使用算法生成的边界框和胰腺掩模,在一个经过精心整理的数据集上训练 3D-CNN 分类系统,该数据集包含 696 例有 PDA 的门静脉期诊断 CT 和 1080 例无胰腺肿瘤的对照图像。该模型在(1)内部保留测试子集(409 例有 PDA 的 CT 和 829 例对照)上进行了评估;(2)模拟队列,该队列的病例对照分布与新诊断的糖尿病患者的 PDA 风险相匹配,且糖化定义的新发糖尿病患者的 Enriching New-Onset Diabetes for Pancreatic Cancer 评分≥3;(3)多机构公共数据集(194 例有 PDA 的 CT 和 80 例对照);以及(4)100 例预测前 CT (即在临床诊断 PDA 前 3-36 个月偶然获得的 CT)和 134 例对照,这些 CT 没有局灶性肿块。
内部测试子集中的 CT 有 798 例(64%)来自其他医院。
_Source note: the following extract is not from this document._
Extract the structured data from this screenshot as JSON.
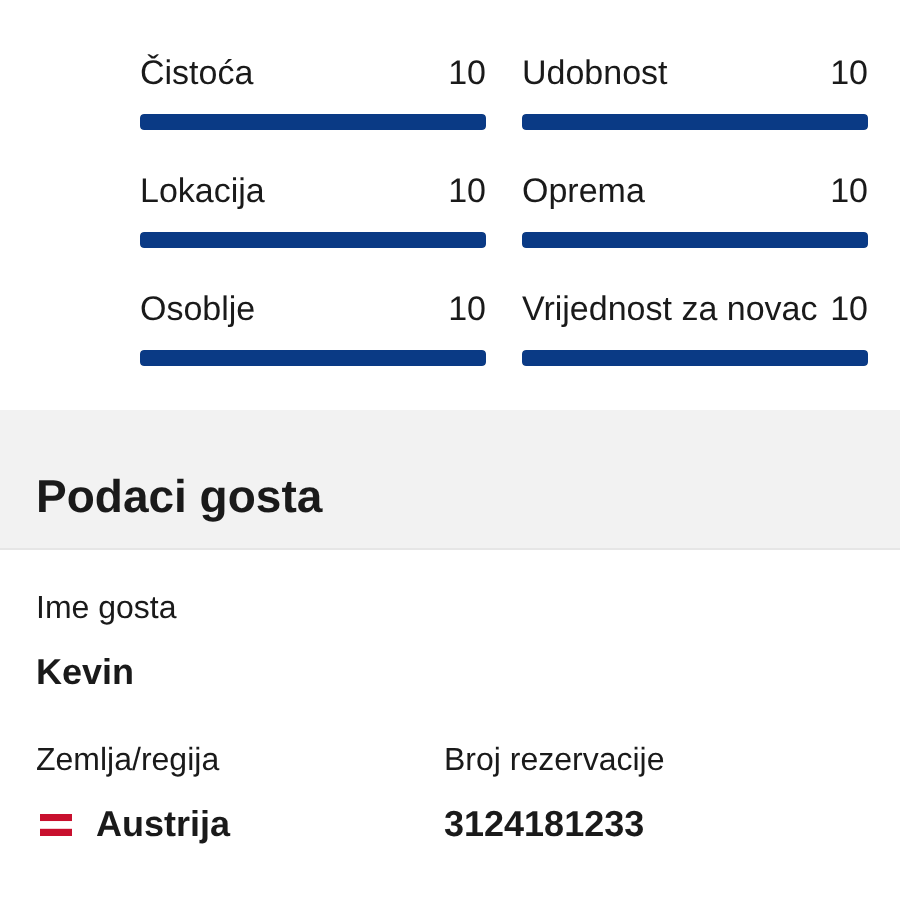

该模型正确分类了 360 例有 PDA 的 CT(88%)和 783 例对照 CT(94%),平均准确率为 0.92(95%CI,0.91-0.94),接受者操作特征(ROC)曲线下面积(AUROC)为 0.97(95%CI,0.96-0.98),敏感性为 0.88(95%CI,0.85-0.91),特异性为 0.95(95%CI,0.93-0.96)。在 360 例 CT 中有 350 例(97%)的热图激活区域与肿瘤重叠。在各个肿瘤分期(T1 至 T4 分期的敏感性分别为 0.80、0.87、0.95 和 1.0)、低对比与等对比肿瘤(敏感性:0.90 与 0.82)、不同年龄、性别、CT 切片厚度和供应商(所有 P >.05)中性能均较高,且在模拟队列(准确率,0.95 [95%CI,0.94-0.95];AUROC 曲线,0.97 [95%CI,0.94-0.99])和公共数据集(准确率,0.86 [95%CI,0.82-0.90];AUROC 曲线,0.90 [95%CI,0.86-0.95])上均可泛化。尽管该模型仅在具有较大肿瘤的诊断性 CT 上进行了训练,但它可以检测预测前 CT 上的隐匿性 PDA(准确率,0.84 [95%CI,0.79-0.88];AUROC 曲线,0.91 [95%CI,0.86-0.94];敏感性,0.75 [95%CI,0.67-0.84];特异性,0.90 [95%CI,0.85-0.95]),其预测前中位数时间为 475 天(范围为 93-1082 天),早于临床诊断。
该基于深度学习的人工智能模型在一个大型且多样化的数据集上进行了训练,在诊断性 CT 上检测 PDA 以及在预测前 CT 上检测肉眼不可见的癌前病变方面具有较高的准确性和泛化能力。需要进行前瞻性验证,以评估血液生物标志物在高危人群中检测散发性 PDA 的潜在可能性。